Where Opioids Fit (and Don’t)

Opioids are not recommended as routine therapy for arthritis pain. The CDC’s 2022 prescribing guideline is clear: nonopioid therapies are preferred for chronic pain, and evidence for opioids improving long-term pain or function in osteoarthritis is limited. Some evidence actually points to worse outcomes with prolonged opioid use for conditions like OA.

Tramadol, a weaker opioid, is acknowledged in some guidelines as a last resort when NSAIDs are contraindicated, not tolerated, or haven’t worked. But even this comes with the caveat that it should only be considered when no other viable options remain.

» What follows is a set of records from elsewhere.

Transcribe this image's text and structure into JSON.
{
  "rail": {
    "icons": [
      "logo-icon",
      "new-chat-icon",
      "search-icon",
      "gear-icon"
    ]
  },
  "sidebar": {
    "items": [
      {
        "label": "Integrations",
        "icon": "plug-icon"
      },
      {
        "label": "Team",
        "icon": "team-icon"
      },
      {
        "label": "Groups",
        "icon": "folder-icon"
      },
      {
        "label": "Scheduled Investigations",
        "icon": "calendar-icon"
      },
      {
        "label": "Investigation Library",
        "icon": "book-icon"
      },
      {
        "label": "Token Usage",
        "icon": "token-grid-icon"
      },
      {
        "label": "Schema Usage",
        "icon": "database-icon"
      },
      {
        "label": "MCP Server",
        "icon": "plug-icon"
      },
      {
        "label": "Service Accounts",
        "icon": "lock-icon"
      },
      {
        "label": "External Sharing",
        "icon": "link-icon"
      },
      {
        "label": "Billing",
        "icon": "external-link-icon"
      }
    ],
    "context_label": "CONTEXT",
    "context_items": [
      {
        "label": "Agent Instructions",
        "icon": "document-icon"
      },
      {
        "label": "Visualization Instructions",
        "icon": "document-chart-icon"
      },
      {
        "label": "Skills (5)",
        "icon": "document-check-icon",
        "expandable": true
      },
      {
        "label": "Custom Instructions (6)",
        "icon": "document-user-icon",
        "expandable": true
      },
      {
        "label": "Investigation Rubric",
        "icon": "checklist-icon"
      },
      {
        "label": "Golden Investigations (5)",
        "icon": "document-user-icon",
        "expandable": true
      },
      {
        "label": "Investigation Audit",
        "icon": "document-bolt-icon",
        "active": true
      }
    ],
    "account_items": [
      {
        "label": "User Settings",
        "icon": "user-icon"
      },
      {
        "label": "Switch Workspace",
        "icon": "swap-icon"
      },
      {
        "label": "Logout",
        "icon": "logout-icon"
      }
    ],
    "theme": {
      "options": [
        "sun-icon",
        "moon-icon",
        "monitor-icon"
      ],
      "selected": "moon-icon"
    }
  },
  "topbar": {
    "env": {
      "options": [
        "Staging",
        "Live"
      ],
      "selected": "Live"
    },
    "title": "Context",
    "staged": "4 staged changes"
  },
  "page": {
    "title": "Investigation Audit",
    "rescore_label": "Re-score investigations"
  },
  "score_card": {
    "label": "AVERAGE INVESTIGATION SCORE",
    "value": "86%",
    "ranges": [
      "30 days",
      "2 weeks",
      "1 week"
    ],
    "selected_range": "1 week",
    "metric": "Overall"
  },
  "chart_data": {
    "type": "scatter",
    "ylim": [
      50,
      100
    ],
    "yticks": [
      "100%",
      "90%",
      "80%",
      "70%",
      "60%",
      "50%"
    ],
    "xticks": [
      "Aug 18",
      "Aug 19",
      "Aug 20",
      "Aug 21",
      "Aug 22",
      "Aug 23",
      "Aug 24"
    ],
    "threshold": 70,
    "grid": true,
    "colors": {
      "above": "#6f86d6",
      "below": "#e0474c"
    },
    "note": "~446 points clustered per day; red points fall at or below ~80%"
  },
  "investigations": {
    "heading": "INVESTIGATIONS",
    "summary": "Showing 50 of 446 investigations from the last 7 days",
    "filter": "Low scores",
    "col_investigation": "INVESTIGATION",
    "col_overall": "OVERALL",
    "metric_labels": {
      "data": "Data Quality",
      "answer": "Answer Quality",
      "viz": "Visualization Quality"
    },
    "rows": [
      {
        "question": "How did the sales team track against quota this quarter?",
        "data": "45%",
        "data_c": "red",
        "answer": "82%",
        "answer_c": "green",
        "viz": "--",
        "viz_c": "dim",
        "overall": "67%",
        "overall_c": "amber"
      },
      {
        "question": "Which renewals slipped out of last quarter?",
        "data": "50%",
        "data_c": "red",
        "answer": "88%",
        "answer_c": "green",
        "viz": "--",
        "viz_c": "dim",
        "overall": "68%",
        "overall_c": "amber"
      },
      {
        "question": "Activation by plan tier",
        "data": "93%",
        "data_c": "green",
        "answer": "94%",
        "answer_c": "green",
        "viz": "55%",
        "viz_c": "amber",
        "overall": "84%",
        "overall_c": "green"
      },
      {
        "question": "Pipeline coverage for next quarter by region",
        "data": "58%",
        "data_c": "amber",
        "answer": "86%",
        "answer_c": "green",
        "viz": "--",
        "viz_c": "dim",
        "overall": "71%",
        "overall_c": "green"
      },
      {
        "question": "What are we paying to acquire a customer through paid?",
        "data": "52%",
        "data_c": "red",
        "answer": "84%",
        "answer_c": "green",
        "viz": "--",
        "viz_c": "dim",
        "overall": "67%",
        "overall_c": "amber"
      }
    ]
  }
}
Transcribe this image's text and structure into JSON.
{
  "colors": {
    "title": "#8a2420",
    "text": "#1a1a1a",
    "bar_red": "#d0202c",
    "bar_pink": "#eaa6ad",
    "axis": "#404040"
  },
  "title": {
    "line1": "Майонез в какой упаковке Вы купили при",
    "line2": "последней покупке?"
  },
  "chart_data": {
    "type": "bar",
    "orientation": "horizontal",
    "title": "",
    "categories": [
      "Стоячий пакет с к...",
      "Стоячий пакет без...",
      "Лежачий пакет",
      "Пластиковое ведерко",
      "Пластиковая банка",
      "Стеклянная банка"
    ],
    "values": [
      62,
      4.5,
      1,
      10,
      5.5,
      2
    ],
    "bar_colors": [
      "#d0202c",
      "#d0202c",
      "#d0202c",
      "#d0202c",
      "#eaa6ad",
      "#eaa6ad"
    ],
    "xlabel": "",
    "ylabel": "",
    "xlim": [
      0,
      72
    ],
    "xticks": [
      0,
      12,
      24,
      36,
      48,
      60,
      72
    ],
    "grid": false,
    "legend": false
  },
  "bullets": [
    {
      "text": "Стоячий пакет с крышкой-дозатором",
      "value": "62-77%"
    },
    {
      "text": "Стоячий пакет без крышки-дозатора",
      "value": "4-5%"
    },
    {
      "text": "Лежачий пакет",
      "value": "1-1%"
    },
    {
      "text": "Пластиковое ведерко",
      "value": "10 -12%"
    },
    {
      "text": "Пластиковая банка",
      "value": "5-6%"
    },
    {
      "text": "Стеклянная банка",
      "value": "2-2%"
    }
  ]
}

The risks of dependence, tolerance, and side effects make opioids a poor long-term strategy for a condition that can last decades.

Choosing the Right Approach

For severe osteoarthritis, the most effective pharmacological path for most people starts with topical NSAIDs for accessible joints like the knee, moves to oral NSAIDs if needed (with careful attention to cardiovascular and gastrointestinal risk), and adds duloxetine or occasional cortisone injections when those aren’t sufficient. When medications stop providing adequate relief and joint damage is advanced, joint replacement surgery becomes the definitive treatment.

For severe rheumatoid arthritis, the goal is finding the right combination of disease-modifying therapy, often methotrexate plus a biologic, that puts the disease into remission or near-remission. When the immune attack is controlled, pain resolves as a consequence. The “best” medication in RA is whichever one successfully suppresses your specific disease activity, and finding that match sometimes takes trying more than one option.